You are viewing a plain text version of this content. The canonical link for it is here.
Posted to commits@lucene.apache.org by ju...@apache.org on 2022/05/16 21:52:36 UTC
[lucene-solr] branch branch_8_11 updated: LUCENE-10564: Make sure SparseFixedBitSet#or updates memory usage (#882)
This is an automated email from the ASF dual-hosted git repository.

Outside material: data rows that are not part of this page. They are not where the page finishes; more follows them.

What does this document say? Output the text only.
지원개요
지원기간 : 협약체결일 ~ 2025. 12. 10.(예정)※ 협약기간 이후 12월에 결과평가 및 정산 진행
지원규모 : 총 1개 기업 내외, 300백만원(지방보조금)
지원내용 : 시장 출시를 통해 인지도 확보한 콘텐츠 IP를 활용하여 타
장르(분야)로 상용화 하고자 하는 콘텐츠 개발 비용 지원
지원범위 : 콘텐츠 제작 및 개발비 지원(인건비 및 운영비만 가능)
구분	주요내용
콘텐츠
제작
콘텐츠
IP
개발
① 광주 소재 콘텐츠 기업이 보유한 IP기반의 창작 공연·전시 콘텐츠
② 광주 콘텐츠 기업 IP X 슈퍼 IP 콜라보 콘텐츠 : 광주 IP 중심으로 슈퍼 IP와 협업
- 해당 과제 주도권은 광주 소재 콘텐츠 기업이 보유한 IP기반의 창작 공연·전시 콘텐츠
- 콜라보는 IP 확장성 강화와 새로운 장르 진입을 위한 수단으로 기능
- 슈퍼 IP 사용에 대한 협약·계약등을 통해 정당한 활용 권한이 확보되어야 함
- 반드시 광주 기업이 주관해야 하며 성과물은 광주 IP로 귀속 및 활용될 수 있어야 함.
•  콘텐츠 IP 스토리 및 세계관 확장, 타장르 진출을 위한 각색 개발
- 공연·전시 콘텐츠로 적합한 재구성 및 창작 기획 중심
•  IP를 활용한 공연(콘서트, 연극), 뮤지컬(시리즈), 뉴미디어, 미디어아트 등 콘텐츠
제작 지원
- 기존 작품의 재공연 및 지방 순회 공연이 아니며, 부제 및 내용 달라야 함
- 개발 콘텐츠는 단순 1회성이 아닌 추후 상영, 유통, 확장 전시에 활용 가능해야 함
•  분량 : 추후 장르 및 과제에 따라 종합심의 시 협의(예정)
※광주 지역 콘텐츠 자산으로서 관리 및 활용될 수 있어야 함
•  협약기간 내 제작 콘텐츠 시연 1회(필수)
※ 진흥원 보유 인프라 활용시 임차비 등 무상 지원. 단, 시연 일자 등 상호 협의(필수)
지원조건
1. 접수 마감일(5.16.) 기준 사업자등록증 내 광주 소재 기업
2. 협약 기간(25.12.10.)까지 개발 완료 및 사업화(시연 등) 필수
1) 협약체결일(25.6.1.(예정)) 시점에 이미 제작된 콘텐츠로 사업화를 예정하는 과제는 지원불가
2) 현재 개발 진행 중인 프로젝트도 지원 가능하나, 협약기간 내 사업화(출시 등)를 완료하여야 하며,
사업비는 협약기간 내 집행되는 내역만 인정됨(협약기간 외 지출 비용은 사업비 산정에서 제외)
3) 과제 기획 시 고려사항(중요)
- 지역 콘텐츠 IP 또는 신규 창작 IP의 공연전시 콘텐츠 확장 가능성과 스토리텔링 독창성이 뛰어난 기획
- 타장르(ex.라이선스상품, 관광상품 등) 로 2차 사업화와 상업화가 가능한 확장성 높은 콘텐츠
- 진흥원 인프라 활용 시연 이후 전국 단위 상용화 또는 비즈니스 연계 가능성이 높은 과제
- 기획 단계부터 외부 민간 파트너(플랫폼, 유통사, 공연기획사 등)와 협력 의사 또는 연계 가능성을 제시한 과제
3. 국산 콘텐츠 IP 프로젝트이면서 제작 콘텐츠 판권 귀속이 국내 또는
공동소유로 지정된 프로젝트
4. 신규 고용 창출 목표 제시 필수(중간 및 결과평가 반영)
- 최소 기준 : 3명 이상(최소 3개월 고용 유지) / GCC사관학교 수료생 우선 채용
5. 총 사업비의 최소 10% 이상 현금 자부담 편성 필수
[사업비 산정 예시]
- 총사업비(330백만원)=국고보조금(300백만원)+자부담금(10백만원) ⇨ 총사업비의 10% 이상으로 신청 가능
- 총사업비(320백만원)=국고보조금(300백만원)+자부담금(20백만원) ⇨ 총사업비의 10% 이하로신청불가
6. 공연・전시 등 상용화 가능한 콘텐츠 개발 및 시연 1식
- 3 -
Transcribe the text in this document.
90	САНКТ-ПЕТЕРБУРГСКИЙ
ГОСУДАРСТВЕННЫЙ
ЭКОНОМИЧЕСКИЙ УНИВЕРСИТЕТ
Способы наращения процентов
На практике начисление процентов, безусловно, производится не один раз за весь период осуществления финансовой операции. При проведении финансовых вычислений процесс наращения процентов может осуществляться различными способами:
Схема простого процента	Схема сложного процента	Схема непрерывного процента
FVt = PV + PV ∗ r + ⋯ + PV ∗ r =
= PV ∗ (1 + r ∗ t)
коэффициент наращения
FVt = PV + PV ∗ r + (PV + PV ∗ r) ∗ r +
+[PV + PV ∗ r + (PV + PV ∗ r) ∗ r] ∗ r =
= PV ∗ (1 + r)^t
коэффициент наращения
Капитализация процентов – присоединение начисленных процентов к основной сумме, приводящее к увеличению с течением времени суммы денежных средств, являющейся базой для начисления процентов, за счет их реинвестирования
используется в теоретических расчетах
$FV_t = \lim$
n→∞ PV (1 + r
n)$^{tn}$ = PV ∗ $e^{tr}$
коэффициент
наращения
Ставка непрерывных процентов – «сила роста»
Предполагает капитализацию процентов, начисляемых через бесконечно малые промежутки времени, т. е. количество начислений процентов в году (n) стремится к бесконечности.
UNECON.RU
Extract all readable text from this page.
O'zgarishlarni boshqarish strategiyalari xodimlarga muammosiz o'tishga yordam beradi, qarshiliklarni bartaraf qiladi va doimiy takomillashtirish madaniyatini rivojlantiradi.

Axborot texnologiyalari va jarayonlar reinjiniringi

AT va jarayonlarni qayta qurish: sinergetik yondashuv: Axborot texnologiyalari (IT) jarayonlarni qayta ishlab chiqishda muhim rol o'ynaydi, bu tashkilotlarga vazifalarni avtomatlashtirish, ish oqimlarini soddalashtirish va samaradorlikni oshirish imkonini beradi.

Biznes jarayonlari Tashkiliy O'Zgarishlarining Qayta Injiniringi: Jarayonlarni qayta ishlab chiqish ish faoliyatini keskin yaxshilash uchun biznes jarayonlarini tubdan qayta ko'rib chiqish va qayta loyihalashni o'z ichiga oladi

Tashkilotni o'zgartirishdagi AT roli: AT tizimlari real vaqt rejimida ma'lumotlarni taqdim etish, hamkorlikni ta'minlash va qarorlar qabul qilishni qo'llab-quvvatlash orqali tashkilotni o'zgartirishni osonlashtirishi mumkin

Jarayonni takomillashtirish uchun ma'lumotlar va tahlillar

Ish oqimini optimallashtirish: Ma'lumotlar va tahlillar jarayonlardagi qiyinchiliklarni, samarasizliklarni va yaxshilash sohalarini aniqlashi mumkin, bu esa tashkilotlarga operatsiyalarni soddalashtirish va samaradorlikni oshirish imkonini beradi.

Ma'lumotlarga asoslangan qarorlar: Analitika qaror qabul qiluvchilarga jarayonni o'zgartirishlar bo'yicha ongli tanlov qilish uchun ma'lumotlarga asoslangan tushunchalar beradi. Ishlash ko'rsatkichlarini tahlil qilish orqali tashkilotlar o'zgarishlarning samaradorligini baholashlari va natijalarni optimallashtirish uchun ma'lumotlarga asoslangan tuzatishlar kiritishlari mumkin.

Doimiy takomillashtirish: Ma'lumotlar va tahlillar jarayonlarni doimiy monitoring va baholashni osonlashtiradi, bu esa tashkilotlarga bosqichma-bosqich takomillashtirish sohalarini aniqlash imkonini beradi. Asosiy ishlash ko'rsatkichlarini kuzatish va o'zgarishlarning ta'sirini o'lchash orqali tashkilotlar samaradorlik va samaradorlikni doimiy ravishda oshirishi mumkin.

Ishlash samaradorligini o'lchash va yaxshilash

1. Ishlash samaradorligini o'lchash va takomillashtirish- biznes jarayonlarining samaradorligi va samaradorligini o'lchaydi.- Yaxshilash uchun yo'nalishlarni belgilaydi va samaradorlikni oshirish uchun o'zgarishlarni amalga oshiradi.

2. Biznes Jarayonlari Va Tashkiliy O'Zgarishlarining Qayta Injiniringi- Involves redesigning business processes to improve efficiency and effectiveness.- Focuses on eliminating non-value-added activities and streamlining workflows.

julietibs pushed a commit to branch branch_8_11
in repository https://gitbox.apache.org/repos/asf/lucene-solr.git
The following commit(s) were added to refs/heads/branch_8_11 by this push:
new b567162fe1a LUCENE-10564: Make sure SparseFixedBitSet#or updates memory usage (#882)
b567162fe1a is described below
commit b567162fe1af1dad3b3e19c767971c339eecb19d
Author: Julie Tibshirani <ju...@apache.org>
AuthorDate: Mon May 16 14:23:40 2022 -0700
LUCENE-10564: Make sure SparseFixedBitSet#or updates memory usage (#882)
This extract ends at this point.